Sahel : quatre pays quittent la CPI, un camouflet pour la justice internationale

Caroline Rousier, directrice de recherche à l'IRIS et spécialiste de l'Afrique, le dit clairement : « C'est en tout cas le discours qu'ils tiennent ». Le discours de la souveraineté. De la dénonciation d'une justice à deux vitesses. D'une institution « instrumentalisée par les puissances occidentales ». Les trois pays de l'Alliance des États du Sahel (AES) — Burkina Faso, Mali, Niger — ajoutent une nouvelle rupture à leur palmarès : après la CEDEAO et l'Organisation internationale de la Francophonie, voici la CPI.
Le Tchad, lui, a surpris tout le monde. « On s'y attendait absolument pas », confie Rousier. Pourquoi ce retrait ? Trois hypothèses : des pressions diplomatiques américaines, la même logique de souveraineté, ou le rôle du Tchad dans le transit d'armes des Émirats arabes unis vers le Soudan. Une troisième piste que la chercheuse juge « spécieuse » — la CPI juge des individus, pas des États. Mais l'effet d'annonce est là.
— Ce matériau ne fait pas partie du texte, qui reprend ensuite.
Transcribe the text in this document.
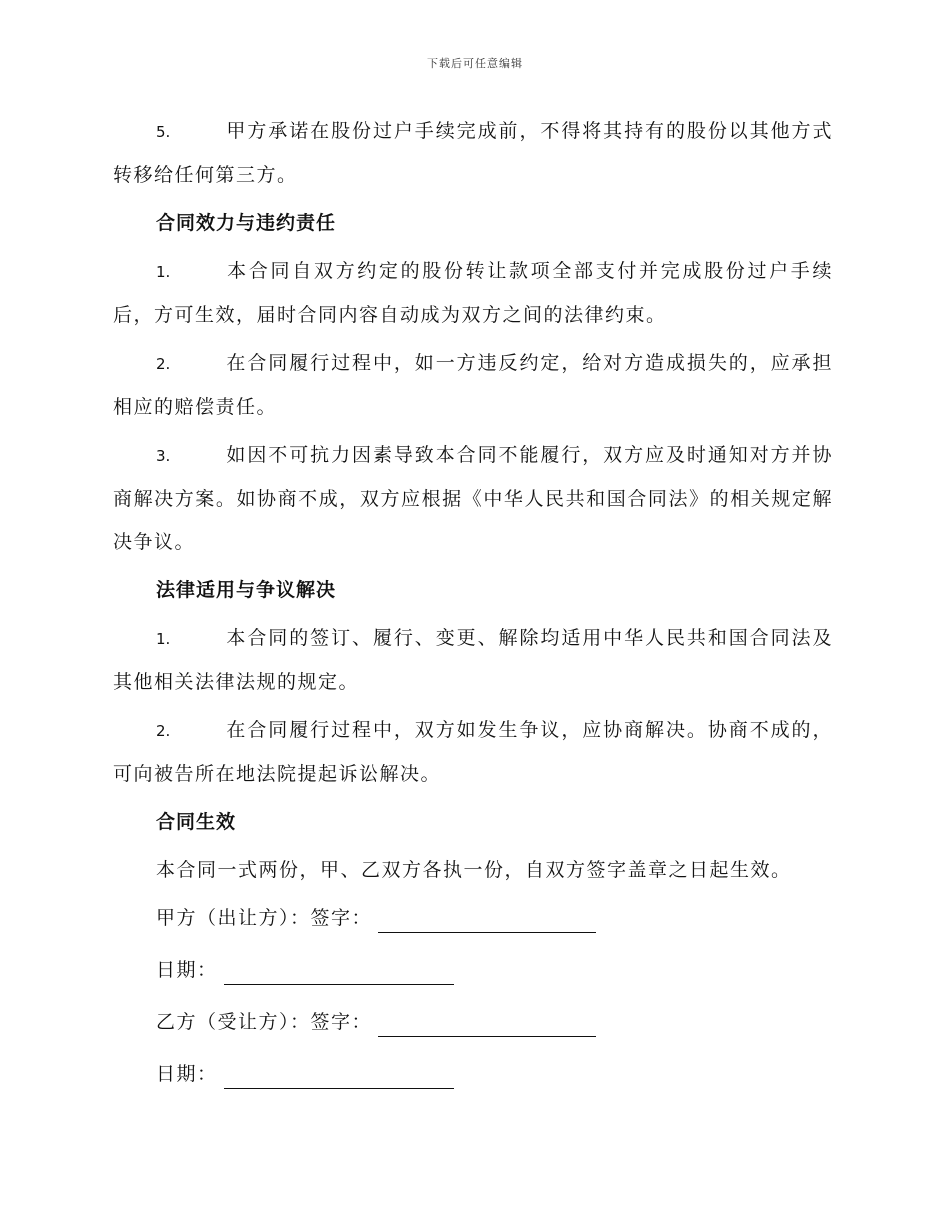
下载后可任意编辑

5.	甲方承诺在股份过户手续完成前，不得将其持有的股份以其他方式转移给任何第三方。

合同效力与违约责任

1.	本合同自双方约定的股份转让款项全部支付并完成股份过户手续后，方可生效，届时合同内容自动成为双方之间的法律约束。

2.	在合同履行过程中，如一方违反约定，给对方造成损失的，应承担相应的赔偿责任。

3.	如因不可抗力因素导致本合同不能履行，双方应及时通知对方并协商解决方案。如协商不成，双方应根据《中华人民共和国合同法》的相关规定解决争议。

法律适用与争议解决

1.	本合同的签订、履行、变更、解除均适用中华人民共和国合同法及其他相关法律法规的规定。

2.	在合同履行过程中，双方如发生争议，应协商解决。协商不成的，可向被告所在地法院提起诉讼解决。

合同生效

本合同一式两份，甲、乙双方各执一份，自双方签字盖章之日起生效。

甲方（出让方）：签字：

日期：

乙方（受让方）：签字：

日期：
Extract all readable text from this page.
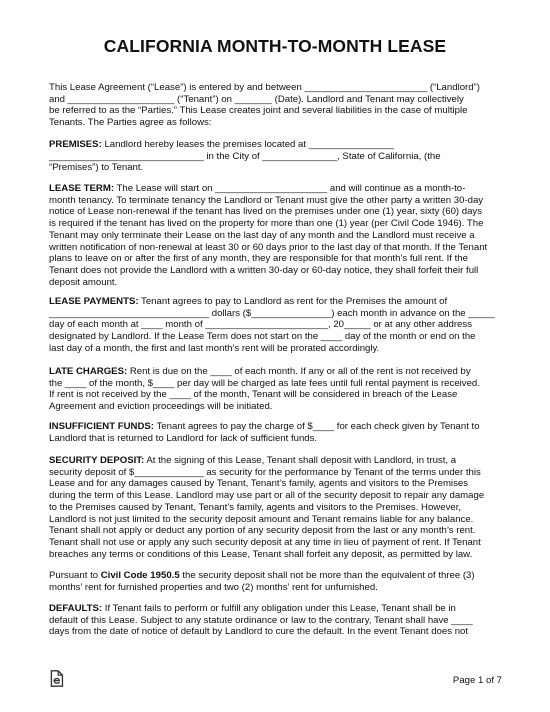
CALIFORNIA MONTH-TO-MONTH LEASE
This Lease Agreement (“Lease”) is entered by and between _______________________ (“Landlord”)
and ____________________ (“Tenant”) on _______ (Date). Landlord and Tenant may collectively
be referred to as the “Parties.” This Lease creates joint and several liabilities in the case of multiple
Tenants. The Parties agree as follows:
PREMISES: Landlord hereby leases the premises located at ________________
_____________________________ in the City of ______________, State of California, (the
“Premises”) to Tenant.
LEASE TERM: The Lease will start on _____________________ and will continue as a month-to-
month tenancy. To terminate tenancy the Landlord or Tenant must give the other party a written 30-day
notice of Lease non-renewal if the tenant has lived on the premises under one (1) year, sixty (60) days
is required if the tenant has lived on the property for more than one (1) year (per Civil Code 1946). The
Tenant may only terminate their Lease on the last day of any month and the Landlord must receive a
written notification of non-renewal at least 30 or 60 days prior to the last day of that month. If the Tenant
plans to leave on or after the first of any month, they are responsible for that month’s full rent. If the
Tenant does not provide the Landlord with a written 30-day or 60-day notice, they shall forfeit their full
deposit amount.
LEASE PAYMENTS: Tenant agrees to pay to Landlord as rent for the Premises the amount of
______________________________ dollars ($_______________) each month in advance on the _____
day of each month at ____ month of _______________________, 20_____ or at any other address
designated by Landlord. If the Lease Term does not start on the ____ day of the month or end on the
last day of a month, the first and last month’s rent will be prorated accordingly.
LATE CHARGES: Rent is due on the ____ of each month. If any or all of the rent is not received by
the ____ of the month, $____ per day will be charged as late fees until full rental payment is received.
If rent is not received by the ____ of the month, Tenant will be considered in breach of the Lease
Agreement and eviction proceedings will be initiated.
INSUFFICIENT FUNDS: Tenant agrees to pay the charge of $____ for each check given by Tenant to
Landlord that is returned to Landlord for lack of sufficient funds.
SECURITY DEPOSIT: At the signing of this Lease, Tenant shall deposit with Landlord, in trust, a
security deposit of $_____________ as security for the performance by Tenant of the terms under this
Lease and for any damages caused by Tenant, Tenant’s family, agents and visitors to the Premises
during the term of this Lease. Landlord may use part or all of the security deposit to repair any damage
to the Premises caused by Tenant, Tenant’s family, agents and visitors to the Premises. However,
Landlord is not just limited to the security deposit amount and Tenant remains liable for any balance.
Tenant shall not apply or deduct any portion of any security deposit from the last or any month’s rent.
Tenant shall not use or apply any such security deposit at any time in lieu of payment of rent. If Tenant
breaches any terms or conditions of this Lease, Tenant shall forfeit any deposit, as permitted by law.
Pursuant to Civil Code 1950.5 the security deposit shall not be more than the equivalent of three (3)
months’ rent for furnished properties and two (2) months’ rent for unfurnished.
DEFAULTS: If Tenant fails to perform or fulfill any obligation under this Lease, Tenant shall be in
default of this Lease. Subject to any statute ordinance or law to the contrary, Tenant shall have ____
days from the date of notice of default by Landlord to cure the default. In the event Tenant does not
Page 1 of 7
Neuf enquêtes sur treize — voilà le chiffre qui tue
C'est le nombre de situations ouvertes par la CPI sur le continent africain, contre quatre dans le reste du monde (source : lemonde.fr). Neuf contre quatre — un écart difficile à justifier. Et il nourrit un ressentiment profond au sein de l'Union africaine, qui dénonce depuis des années une « instrumentalisation politique » de la Cour.
Les pays du Sahel ne sont pas les premiers à claquer la porte. Le Venezuela s'est retiré. Les États-Unis, par la voix de Marco Rubio, ont clairement affiché leur volonté de « démanteler la CPI ». Quant à la France, elle a fragilisé l'institution en affirmant que Benjamin Netanyahou bénéficie de l'immunité — Israël n'étant pas signataire du Statut de Rome.
Bilan : des mandats d'arrêt contre Vladimir Poutine et Benjamin Netanyahou existent, mais ils ne sont pas effectifs. « La question aujourd'hui, c'est l'effectivité des mandats et le deux poids deux mesures », résume Caroline Rousier. Une Cour qui émet des mandats qu'elle ne peut pas exécuter — c'est une Cour qui perd sa crédibilité.
Isolement à géométrie variable
Ils quittent la CPI, mais restent membres de l'UMOA, de la SADC, de la ZLECAf. L'isolement est « très contrôlé et à géométrie variable », rappelle Rousier. On quitte ce qui est perçu comme les « cheveux trois de la France » — la CEDEAO, l'OIF, la CPI — mais on reste dans les organisations qui font tourner le business.
C'est une rupture sélective. Pas un isolationnisme aveugle.
Le paradoxe de la CPI : institutionnellement forte, politiquement fragile
Budget en hausse, membres stables. Institutionnellement, la Cour tient bon. Mais politiquement, elle vacille. Les départs se multiplient. Les mandats ne sont pas exécutés. Les grandes puissances — États-Unis, Russie, Chine — ne sont pas membres ou les contournent.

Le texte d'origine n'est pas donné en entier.